Posted Dec 13, 2019 by Martin Armstrong
QUESTION #1: Marty, I read the Repo report. I understand why you will not discuss this publicly. OMG, nobody seems to have a clue about the truth behind this crisis. What do you think of this latest claim that the Fed will inject $500 billion for the year-end? This seems to be the same yelling that it has to be inflationary and nothing happens. Would you care to comment?
QUESTION #2: I think the real problem is there are not many of us left who were really traders from even the 1990s. The younger generation just looks at screens and follow computers with no basic knowledge of actually trading. Marty, we are a dying breed. I think this crisis is as you have outlined and it will be far worse because the people on the desks these days have typically less than 10 years of experience. Banks have sought to save money with cheaper staff but that means no experience. I can count on one hand those in the bank who were around before 2007. They do not know what a bond crisis looks like. Then you have these people talking about $500 billion the Fed will inject at year-end as if this will be inflationary as they forecast back in 2008. That hyperinflation became deflation and they never understood that either. There are so few people around pre-2007 it is scary.
ANSWER: No I cannot comment on this open blog. It is far too serious an issue and since nobody is discussing the real issue, I would be blamed for setting a crisis in motion because the governments will never admit they caused anything.
As far as this $500 billion, yes, they are painting this as Quantitative Easing the same as it was in 2008-2009. It has ZERO impact economically. They still do not understand even what Repo is all about. At year-end, it is not just banks using Repo to window-dress their books, it is hedge funds and corporations. Everyone tries to Prissy-up their books for one day and then return to normal the following day. The Japanese would liquidate their investments for March 31st and then reinvest the very next day. In France, coupons were taxed so the French would sell their stock to the Brits for a day who would collect the coupon that was non-taxable since they were a foreign investor, then split the tax savings and the stock returned the French the next day.
The Fed did not lower rates BECAUSE they cannot. This Repo Crisis is all about them trying to PREVENT short-term rates from rising. They have stated that the economy is strong. This is not QE to stimulate the economy as it was 2007-2009. This is a liquidity crisis BECAUSE banks no longer trust banks and everyone is running scared to lend money for nobody knows who has exposure in Europe goes belly-up.
This is NOT QE, and it does not have the same economic consequence. The Fed has been buying T-Bills desperately trying to PREVENT short-term rates from rising because banks no longer trust banks – PERIOD!

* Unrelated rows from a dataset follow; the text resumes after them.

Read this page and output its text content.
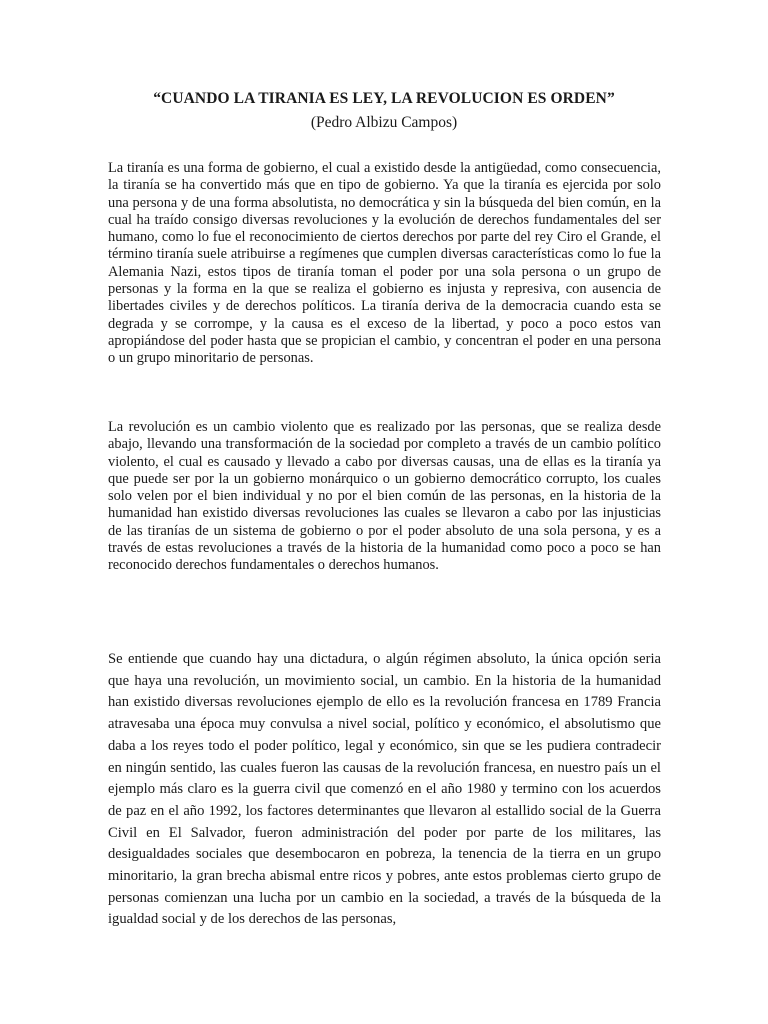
“CUANDO LA TIRANIA ES LEY, LA REVOLUCION ES ORDEN”

(Pedro Albizu Campos)

La tiranía es una forma de gobierno, el cual a existido desde la antigüedad, como consecuencia, la tiranía se ha convertido más que en tipo de gobierno. Ya que la tiranía es ejercida por solo una persona y de una forma absolutista, no democrática y sin la búsqueda del bien común, en la cual ha traído consigo diversas revoluciones y la evolución de derechos fundamentales del ser humano, como lo fue el reconocimiento de ciertos derechos por parte del rey Ciro el Grande, el término tiranía suele atribuirse a regímenes que cumplen diversas características como lo fue la Alemania Nazi, estos tipos de tiranía toman el poder por una sola persona o un grupo de personas y la forma en la que se realiza el gobierno es injusta y represiva, con ausencia de libertades civiles y de derechos políticos. La tiranía deriva de la democracia cuando esta se degrada y se corrompe, y la causa es el exceso de la libertad, y poco a poco estos van apropiándose del poder hasta que se propician el cambio, y concentran el poder en una persona o un grupo minoritario de personas.

La revolución es un cambio violento que es realizado por las personas, que se realiza desde abajo, llevando una transformación de la sociedad por completo a través de un cambio político violento, el cual es causado y llevado a cabo por diversas causas, una de ellas es la tiranía ya que puede ser por la un gobierno monárquico o un gobierno democrático corrupto, los cuales solo velen por el bien individual y no por el bien común de las personas, en la historia de la humanidad han existido diversas revoluciones las cuales se llevaron a cabo por las injusticias de las tiranías de un sistema de gobierno o por el poder absoluto de una sola persona, y es a través de estas revoluciones a través de la historia de la humanidad como poco a poco se han reconocido derechos fundamentales o derechos humanos.

Se entiende que cuando hay una dictadura, o algún régimen absoluto, la única opción seria que haya una revolución, un movimiento social, un cambio. En la historia de la humanidad han existido diversas revoluciones ejemplo de ello es la revolución francesa en 1789 Francia atravesaba una época muy convulsa a nivel social, político y económico, el absolutismo que daba a los reyes todo el poder político, legal y económico, sin que se les pudiera contradecir en ningún sentido, las cuales fueron las causas de la revolución francesa, en nuestro país un el ejemplo más claro es la guerra civil que comenzó en el año 1980 y termino con los acuerdos de paz en el año 1992, los factores determinantes que llevaron al estallido social de la Guerra Civil en El Salvador, fueron administración del poder por parte de los militares, las desigualdades sociales que desembocaron en pobreza, la tenencia de la tierra en un grupo minoritario, la gran brecha abismal entre ricos y pobres, ante estos problemas cierto grupo de personas comienzan una lucha por un cambio en la sociedad, a través de la búsqueda de la igualdad social y de los derechos de las personas,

The old days of trading are gone. Yes, the younger generation behind the desks lacks the understanding of how markets really trade in the middle of a crash. This new generation of computer programs shut down when volatility rises. This will indeed increase the risk going forward for the typical committee overseeing the traders knows often even less than they do for they are too occupied with complying with regulations that they have no idea of the risks that lie ahead. This is an absolute crazy problem we face.